C’est ici qu’apparaît le légendaire Doug Peacock.


Mon premier billet ne met pas du tout en avant les mêmes choses (et pourtant relecture au même endroit, à la même saison de l’année).

Tom Gauld bien sûr.
 

Quand nous expliquons à nos nouvelles connaissances que nous allons dans la montagne pour observer les ours une énergie étrange semble remplir le bar. L’air est différent, comme si la pluie s’était arrêtée et que tout le monde avait l’air fier autour de nous que nous soyons venus de si loin pour voir leurs ours. C’est sûr.
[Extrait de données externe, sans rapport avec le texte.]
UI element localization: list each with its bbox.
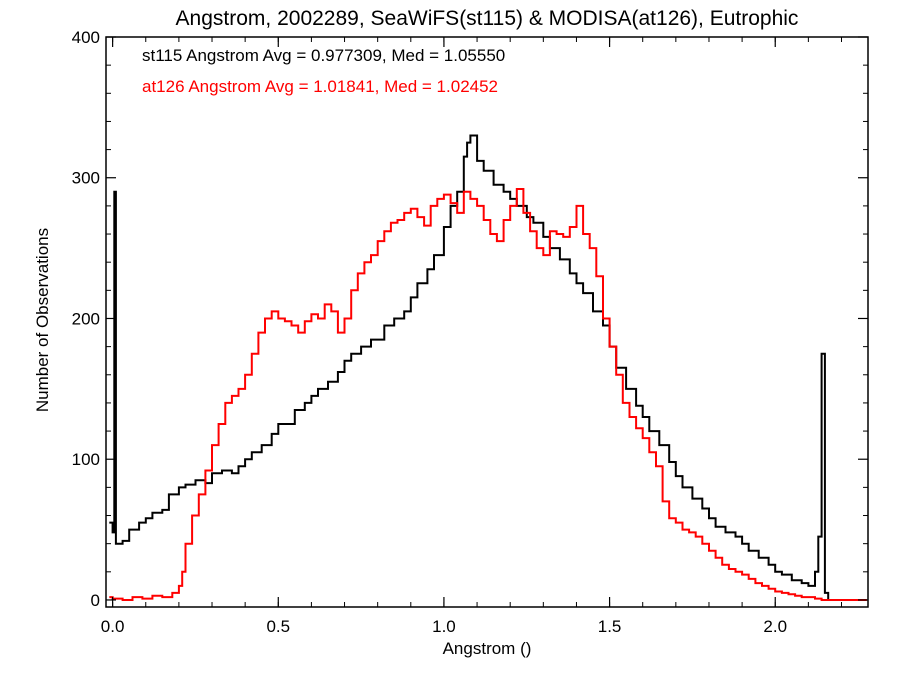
x-tick-label: 0.0 [101, 617, 125, 636]
x-axis-label: Angstrom () [443, 639, 532, 658]
y-axis-label: Number of Observations [33, 228, 52, 412]
y-tick-label: 0 [91, 591, 100, 610]
y-tick-label: 400 [72, 28, 100, 47]
y-tick-label: 300 [72, 169, 100, 188]
x-tick-label: 2.0 [763, 617, 787, 636]
plot-area: 0.0 0.5 1.0 1.5 2.0 0 100 200 300 400 [72, 28, 869, 636]
x-tick-label: 1.5 [598, 617, 622, 636]
series-line-0 [109, 134, 867, 601]
st115-stats-annotation: st115 Angstrom Avg = 0.977309, Med = 1.0… [142, 46, 505, 65]
at126-stats-annotation: at126 Angstrom Avg = 1.01841, Med = 1.02… [142, 77, 498, 96]
y-tick-label: 100 [72, 450, 100, 469]
chart-title: Angstrom, 2002289, SeaWiFS(st115) & MODI… [176, 7, 799, 30]
plot-frame [105, 36, 869, 608]
y-tick-label: 200 [72, 309, 100, 328]
x-tick-label: 1.0 [432, 617, 456, 636]
x-tick-label: 0.5 [266, 617, 290, 636]
series-line-1 [109, 188, 867, 601]
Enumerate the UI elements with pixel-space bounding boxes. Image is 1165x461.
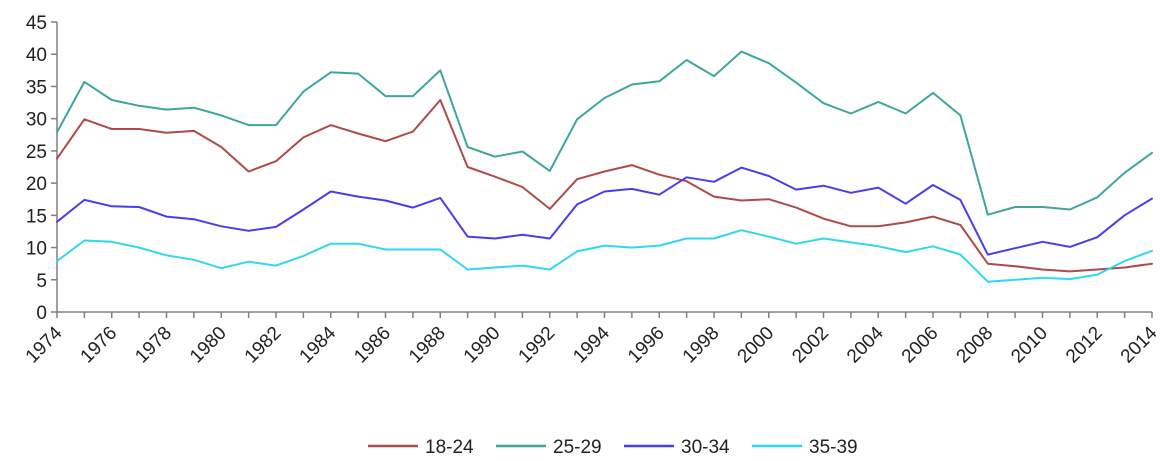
x-tick-label: 1980	[186, 323, 231, 368]
legend-label-30-34: 30-34	[681, 437, 730, 458]
x-tick-label: 1984	[296, 322, 341, 367]
series-line-18-24	[56, 99, 1153, 273]
series-lines	[56, 50, 1153, 283]
x-tick-label: 1988	[405, 323, 450, 368]
y-tick-label: 10	[26, 239, 47, 260]
legend-label-18-24: 18-24	[425, 437, 474, 458]
series-line-35-39	[56, 229, 1153, 283]
x-tick-label: 1974	[22, 322, 67, 367]
y-tick-label: 15	[26, 206, 47, 227]
legend-label-25-29: 25-29	[553, 437, 602, 458]
x-tick-label: 1986	[350, 323, 395, 368]
x-axis-ticks: 1974 1976 1978 1980 1982 1984 1986 1988 1990 1992…	[22, 312, 1162, 367]
x-tick-label: 1982	[241, 323, 286, 368]
y-tick-label: 0	[36, 303, 47, 324]
series-line-30-34	[56, 166, 1153, 256]
y-tick-label: 35	[26, 77, 47, 98]
y-tick-label: 25	[26, 142, 47, 163]
x-tick-label: 2000	[734, 323, 779, 368]
y-tick-label: 5	[36, 271, 47, 292]
y-axis-ticks: 0 5 10 15 20 25 30 35 40 45	[26, 13, 57, 324]
x-tick-label: 2010	[1007, 323, 1052, 368]
x-tick-label: 2014	[1117, 322, 1162, 367]
x-tick-label: 1992	[515, 323, 560, 368]
y-tick-label: 45	[26, 13, 47, 34]
y-tick-label: 40	[26, 45, 47, 66]
x-tick-label: 2006	[898, 323, 943, 368]
series-line-25-29	[56, 50, 1153, 216]
x-tick-label: 1978	[131, 323, 176, 368]
x-tick-label: 1976	[77, 323, 122, 368]
x-tick-label: 1998	[679, 323, 724, 368]
x-tick-label: 2012	[1062, 323, 1107, 368]
x-tick-label: 2004	[843, 322, 888, 367]
x-tick-label: 2002	[788, 323, 833, 368]
x-tick-label: 1990	[460, 323, 505, 368]
x-tick-label: 1994	[569, 322, 614, 367]
legend: 18-24 25-29 30-34 35-39	[368, 437, 858, 458]
x-tick-label: 2008	[953, 323, 998, 368]
y-tick-label: 20	[26, 174, 47, 195]
x-tick-label: 1996	[624, 323, 669, 368]
y-tick-label: 30	[26, 110, 47, 131]
legend-label-35-39: 35-39	[809, 437, 858, 458]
Qu’il y a des ours dans ces montagnes, disent-ils, mais tout à coup l’atmosphère optimiste s’évanouit quand ils nous disent qu’on ne trouvera pas de grizzlys. Plus personne ne voit de grizzlys par ici.

 

Combien devrais-je manger de chanterelles de Doug pour faire les mêmes rêves qu’un grizzly endormi dans les mêmes montagnes ? Que se passerait-il si un homme et un grizzly mangeaient des champignons provenant du même endroit ? Est-ce que les mêmes rêves nous viendraient de la terre et nous imprégneraient de la même façon ?

 

Rick Bass sur le blog :

Les derniers grizzlys : J'ai commencé par ce livre, sur les traces des derniers grizzlys sauvages, c'est passionnant.
Toute la terre qui nous possède : un géomètre au Texas
Le Journal des cinq saisons 
: une année dans la vallée du Yaak au Montana
La Rivière en hiver : un très bon recueil de nouvelles
Sur la route et en cuisine avec mes héros : le partage en littérature, un livre de la route américaine

Le billet de Keisha.



8 commentaires:

keisha a dit…

Bin évidemment je l'ai lu (https://enlisantenvoyageant.blogspot.com/2010/10/sur-la-piste-des-derniers-grizzlis.html)
et Mes années Grizzly et tous ces clubs de la clé à molette, etc.
Tom Gauld, évidemment.

nathalie a dit…

Oh bah c'est quasi un classique.

je lis je blogue a dit…

J'ai bien aimé l'anecdote du précieux caca d'ours et le petit strip humoristique.

nathalie a dit…

Mais oui la science peut être cocasse.

eimelle a dit…

et moi je ne le connais pas encore ! A découvrir!

Dominique a dit…

j'aime cet auteur que j'ai lu dès son premier livre : Hiver
mon préféré reste le journal des cinq saisons

nathalie a dit…

Dans tous ses titres, il y en a bien un qui te plaira.

nathalie a dit…

Tiens je ne crois pas avoir lu Hiver, il faudrait que... Cela ne m'étonne pas que tu l'aimes.